Supports the same inference specs as RunInferencePerModel. Inputs must consist of a keyed list of examples, and outputs consist of keyed list of prediction logs corresponding by index.

examples A PCollection of keyed, batched inputs of type Example, SequenceExample, or bytes. Each type support inference specs corresponding to the unbatched cases described in RunInferencePerModel. Supports - PCollection[Tuple[K, List[Example]]] - PCollection[Tuple[K, List[SequenceExample]]] - PCollection[Tuple[K, List[Bytes]]]
inference_spec_types A flat iterable of Model inference endpoints. Inference will happen in a fused fashion (ie without data materialization), sequentially across Models within a Beam thread (but in parallel across threads and workers).
load_override_fn Optional function taking a model path and sequence of tags, and returning a tf SavedModel.

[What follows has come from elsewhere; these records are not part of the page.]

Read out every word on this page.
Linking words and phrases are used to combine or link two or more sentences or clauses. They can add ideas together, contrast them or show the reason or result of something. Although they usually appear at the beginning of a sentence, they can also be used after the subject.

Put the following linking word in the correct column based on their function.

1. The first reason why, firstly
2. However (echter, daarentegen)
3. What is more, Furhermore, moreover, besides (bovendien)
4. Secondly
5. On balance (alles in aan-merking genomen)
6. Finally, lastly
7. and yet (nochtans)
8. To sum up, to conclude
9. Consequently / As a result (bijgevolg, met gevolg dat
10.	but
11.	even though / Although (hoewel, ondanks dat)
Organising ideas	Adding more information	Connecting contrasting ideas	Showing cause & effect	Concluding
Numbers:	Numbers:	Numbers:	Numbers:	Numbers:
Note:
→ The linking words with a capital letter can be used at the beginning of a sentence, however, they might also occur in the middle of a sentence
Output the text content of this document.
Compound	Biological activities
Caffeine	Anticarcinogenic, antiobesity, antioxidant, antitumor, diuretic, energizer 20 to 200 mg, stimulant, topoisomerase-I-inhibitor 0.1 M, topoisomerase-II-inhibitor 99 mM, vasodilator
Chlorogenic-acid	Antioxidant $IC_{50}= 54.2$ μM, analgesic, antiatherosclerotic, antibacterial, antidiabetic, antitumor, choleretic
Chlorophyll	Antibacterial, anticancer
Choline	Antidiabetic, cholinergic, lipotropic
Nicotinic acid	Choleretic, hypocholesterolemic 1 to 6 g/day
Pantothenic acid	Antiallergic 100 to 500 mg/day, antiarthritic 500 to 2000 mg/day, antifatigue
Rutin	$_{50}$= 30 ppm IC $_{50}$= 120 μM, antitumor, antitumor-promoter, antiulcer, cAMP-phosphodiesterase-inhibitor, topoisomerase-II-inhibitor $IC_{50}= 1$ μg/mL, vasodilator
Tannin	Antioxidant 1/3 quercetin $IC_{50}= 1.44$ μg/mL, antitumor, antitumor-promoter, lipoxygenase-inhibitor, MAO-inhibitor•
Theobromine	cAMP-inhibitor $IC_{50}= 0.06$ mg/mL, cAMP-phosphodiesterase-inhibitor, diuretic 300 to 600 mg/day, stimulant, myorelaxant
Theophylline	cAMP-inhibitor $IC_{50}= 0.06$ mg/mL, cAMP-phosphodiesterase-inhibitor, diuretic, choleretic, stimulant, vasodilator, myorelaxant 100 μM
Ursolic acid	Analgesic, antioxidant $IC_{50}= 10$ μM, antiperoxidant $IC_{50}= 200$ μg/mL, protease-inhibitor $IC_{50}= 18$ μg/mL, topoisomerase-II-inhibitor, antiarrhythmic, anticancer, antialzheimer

The loaded model must be equivalent in interface to the model that would otherwise be loaded. It is up to the caller to ensure compatibility. This argument is experimental and subject to change.

A PCollection containing Tuples of a key and lists of batched prediction logs from each model provided in inference_spec_types. The Tuple of batched prediction logs is 1-1 aligned with inference_spec_types. The individual prediction logs in the batch are 1-1 aligned with the rows of data in the batch key.